Their names stick in my mind with the glue of memory — Moore, Smith, Emerson, Coffman, and Sandoz. They left more than their names in my mind; they were my teachers.
Another school year closes, and it seems appropriate to remember our teachers. They pour their lives into their students, and then those receivers of the gift of learning rush out into life. Teachers leave deep impressions whether or not they ever know the specifics. My teachers did — for good and ill.
Ms. Moore, of grade one, accused me of lying. I hadn’t, and no evidence indicated I had. She, for some reason, simply thought I lied. It struck me as odd and wrong as a 6-year-old. I had done something stupid — writing on my face with a pencil — and another boy had done the same. I don’t remember if I copied him or he copied me, but I told Ms. Moore the truth, and she didn’t believe me, as if it were important who went first and who followed. My parents had always believed me because I told the truth. Ms. Moore showed me very early that the world is not always fair.
Ms. Smith, of grade four, loved me. I still recall her hugging me to the side of her hip as she bragged on me to my mother. I had initially feared going to her class. Students called her “The Tiger.” She became my angel. I became a real student with Ms. Smith. More importantly, I felt genuinely cared for. Because of Ms. Smith, the school moved me to the “accelerated class” in the fifth grade. She saw something no one else, including me, could see.
Ms. Emerson, of grade five, destroyed me. She quite simply broke my spirit. Old and cranky, she did not seem to care much for young and happy. Mom finally had an in-your-face talk with the woman, and things improved. Ms. Emerson made me want to hide from life, not live it.
Ms. Coffman, of grade 11, tapped me on the shoulder one day near the end of the school year. Ms. Coffman exuded school teacher cool. She sponsored the cheerleaders, and anyone in that group exuded cool. More importantly, she taught me English. With the shoulder tap she asked, “Have you thought of writing for the school newspaper next year?” I laughed, literally. Quiet Ferrell, laughed at the teacher. “No.” She had shocked me as thoroughly as if I had touched a hot electrical wire. I hated English, more than math or science or anything.

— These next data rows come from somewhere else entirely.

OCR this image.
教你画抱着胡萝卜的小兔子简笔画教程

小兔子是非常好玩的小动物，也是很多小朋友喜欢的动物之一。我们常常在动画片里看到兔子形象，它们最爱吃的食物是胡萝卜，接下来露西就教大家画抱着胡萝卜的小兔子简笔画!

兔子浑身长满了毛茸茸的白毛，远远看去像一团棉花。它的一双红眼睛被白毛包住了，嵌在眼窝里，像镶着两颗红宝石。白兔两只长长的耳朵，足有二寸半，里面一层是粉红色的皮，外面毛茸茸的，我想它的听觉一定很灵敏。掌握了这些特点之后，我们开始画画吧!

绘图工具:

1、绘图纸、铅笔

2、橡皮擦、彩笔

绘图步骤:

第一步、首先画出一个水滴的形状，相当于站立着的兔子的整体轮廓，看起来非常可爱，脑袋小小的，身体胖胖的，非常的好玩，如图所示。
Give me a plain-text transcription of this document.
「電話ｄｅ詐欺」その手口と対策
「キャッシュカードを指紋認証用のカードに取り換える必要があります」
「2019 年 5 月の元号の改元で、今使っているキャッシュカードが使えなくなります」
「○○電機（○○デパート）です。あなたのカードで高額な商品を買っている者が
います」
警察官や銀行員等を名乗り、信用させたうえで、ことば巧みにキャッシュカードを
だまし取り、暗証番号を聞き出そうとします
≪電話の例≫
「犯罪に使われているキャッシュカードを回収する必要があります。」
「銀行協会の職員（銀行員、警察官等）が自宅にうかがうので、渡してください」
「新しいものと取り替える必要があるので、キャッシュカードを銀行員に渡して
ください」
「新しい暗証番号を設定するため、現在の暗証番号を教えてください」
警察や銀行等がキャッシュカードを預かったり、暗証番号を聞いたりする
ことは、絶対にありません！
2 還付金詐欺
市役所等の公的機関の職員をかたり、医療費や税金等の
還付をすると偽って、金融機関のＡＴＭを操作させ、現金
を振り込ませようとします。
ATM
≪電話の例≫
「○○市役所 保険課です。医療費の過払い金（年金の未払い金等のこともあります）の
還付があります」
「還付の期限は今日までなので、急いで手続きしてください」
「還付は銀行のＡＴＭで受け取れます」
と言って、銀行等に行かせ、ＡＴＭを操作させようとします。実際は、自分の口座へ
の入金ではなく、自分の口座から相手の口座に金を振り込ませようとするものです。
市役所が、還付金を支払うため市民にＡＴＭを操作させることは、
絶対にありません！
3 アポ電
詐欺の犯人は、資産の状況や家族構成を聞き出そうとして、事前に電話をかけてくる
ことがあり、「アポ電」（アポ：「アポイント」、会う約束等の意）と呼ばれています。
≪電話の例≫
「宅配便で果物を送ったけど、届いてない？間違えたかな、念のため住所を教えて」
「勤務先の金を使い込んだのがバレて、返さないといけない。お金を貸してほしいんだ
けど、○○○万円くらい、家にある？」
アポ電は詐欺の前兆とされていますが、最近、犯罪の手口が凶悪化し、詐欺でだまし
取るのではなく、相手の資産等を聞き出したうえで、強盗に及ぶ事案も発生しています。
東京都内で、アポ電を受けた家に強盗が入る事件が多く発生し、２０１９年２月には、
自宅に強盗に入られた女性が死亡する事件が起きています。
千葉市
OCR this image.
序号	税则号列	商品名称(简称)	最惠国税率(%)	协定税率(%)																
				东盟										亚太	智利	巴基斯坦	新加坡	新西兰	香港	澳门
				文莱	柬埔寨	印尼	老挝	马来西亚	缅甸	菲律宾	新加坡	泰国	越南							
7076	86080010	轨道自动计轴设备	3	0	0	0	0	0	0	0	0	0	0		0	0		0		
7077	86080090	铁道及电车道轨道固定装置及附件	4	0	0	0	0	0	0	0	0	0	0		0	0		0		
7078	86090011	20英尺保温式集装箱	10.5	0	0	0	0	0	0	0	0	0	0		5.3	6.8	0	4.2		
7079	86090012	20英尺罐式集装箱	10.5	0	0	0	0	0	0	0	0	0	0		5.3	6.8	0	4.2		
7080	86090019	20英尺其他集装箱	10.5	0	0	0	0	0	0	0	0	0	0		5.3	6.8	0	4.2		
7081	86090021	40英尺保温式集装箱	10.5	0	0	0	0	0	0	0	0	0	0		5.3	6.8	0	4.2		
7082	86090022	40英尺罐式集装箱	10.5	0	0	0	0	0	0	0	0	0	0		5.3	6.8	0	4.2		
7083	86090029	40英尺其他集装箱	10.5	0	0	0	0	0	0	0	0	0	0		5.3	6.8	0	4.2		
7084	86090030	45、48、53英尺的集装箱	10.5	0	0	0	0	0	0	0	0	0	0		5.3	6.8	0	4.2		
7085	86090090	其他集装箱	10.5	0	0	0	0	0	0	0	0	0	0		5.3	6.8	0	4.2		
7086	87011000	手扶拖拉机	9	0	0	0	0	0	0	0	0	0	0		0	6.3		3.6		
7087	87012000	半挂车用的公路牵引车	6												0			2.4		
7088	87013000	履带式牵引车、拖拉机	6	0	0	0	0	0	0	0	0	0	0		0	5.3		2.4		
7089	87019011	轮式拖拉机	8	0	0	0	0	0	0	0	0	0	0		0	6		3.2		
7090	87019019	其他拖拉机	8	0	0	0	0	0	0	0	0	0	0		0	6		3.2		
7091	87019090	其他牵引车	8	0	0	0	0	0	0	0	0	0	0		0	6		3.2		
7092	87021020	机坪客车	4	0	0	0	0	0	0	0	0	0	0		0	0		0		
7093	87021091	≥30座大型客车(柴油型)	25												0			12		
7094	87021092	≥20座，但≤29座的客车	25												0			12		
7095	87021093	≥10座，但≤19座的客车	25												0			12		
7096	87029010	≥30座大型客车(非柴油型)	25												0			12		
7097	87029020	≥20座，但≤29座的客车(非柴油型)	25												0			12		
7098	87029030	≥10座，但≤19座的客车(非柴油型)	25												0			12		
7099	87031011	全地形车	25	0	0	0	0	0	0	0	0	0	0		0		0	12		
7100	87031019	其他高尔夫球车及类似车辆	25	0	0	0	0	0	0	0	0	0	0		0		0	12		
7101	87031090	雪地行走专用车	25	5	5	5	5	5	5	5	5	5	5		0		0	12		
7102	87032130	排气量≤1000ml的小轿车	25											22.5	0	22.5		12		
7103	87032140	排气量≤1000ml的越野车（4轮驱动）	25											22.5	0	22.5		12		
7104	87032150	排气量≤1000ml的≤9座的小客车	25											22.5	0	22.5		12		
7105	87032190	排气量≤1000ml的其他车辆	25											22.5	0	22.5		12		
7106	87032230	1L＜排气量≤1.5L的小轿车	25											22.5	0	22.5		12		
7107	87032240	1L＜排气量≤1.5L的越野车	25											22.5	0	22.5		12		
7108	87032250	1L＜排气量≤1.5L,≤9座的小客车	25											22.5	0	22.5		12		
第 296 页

I didn’t pursue the school newspaper gig, but two years later after being bored stiff by my first college business class, I remembered Ms. Coffman’s suggestion. That shoulder tap and suggestion changed my life. I spent much of my adult life as a journalist and all of it as a writer. When people ask me what I do, the first answer now typically is “minister,” but deep down, I’m really a writer. No matter what form of job I’ve had — journalist, pastor, public relations executive, ethicist — I’ve primarily been a writer. Ms. Coffman made all of that possible with a tap on my shoulder and a suggestion.
The sad thing is, Nancy Coffman of Dallas Spruce High School, does not even know how she shaped my life. I have been unable to locate her and thank her for unlocking in me something I did not know was there.
I did have success in tracking down my college political science teacher — Dr. Ellis Sandoz — and telling him the deep impact he had on my life. He introduced me to the great heritage of political philosophy, and then one Sunday I saw him at First Baptist Church of Commerce. Here walked this man steeped in the philosophers — Plato, Aristotle, Locke, Hume, and others — coming to worship Jesus. Dr. Sandoz showed me we need not leave our brains at school.
Ms. Smith, Ms. Coffman, and Dr. Sandoz gave me something deep and lasting for the good. While I didn’t like Ms. Moore and Ms. Emerson, they did show me something of the world — that it is not always fair and it is not always nice. Kids from good homes need to learn those lessons.
If the world were just and fair, we would pay school teachers more than CEOs or doctors or lawyers or ministers. Teachers make all of those other careers possible. Since it has become obvious we are not going to pay them justly for the important work they do, we had better find some other ways to honor them.
Maybe we should never call them by their first names. They deserve the honor of Ms., Mr., or Dr.
Maybe we should designate reserved parking spaces for them at churches and shopping centers.
Maybe we should stay in touch with them after we graduate and let them know how they have shaped us.
Maybe we should pay them much more even if we can’t pay them what they’re worth.
Maybe we should find more and more ways to honor these critical people, especially those in public schools where it can be especially difficult, who are shaping the lives that will shape our future.
Teachers, you can pray with the writer of Deuteronomy:
May my teaching drop like the rain,
my speech condense like the dew;
like gentle rain on grass,
like showers on new growth (Deut. 32:2).
And let the life you live before your students express in deeds, if not words, that you desire to proclaim the truth of God as revealed in Christ — that your students are loved and valued in a world that is sometimes loveless and demeaning.
Our teachers, please rest for the summer and then return to your great places of service in the fall. Our children need you; our nation needs you; we all need you.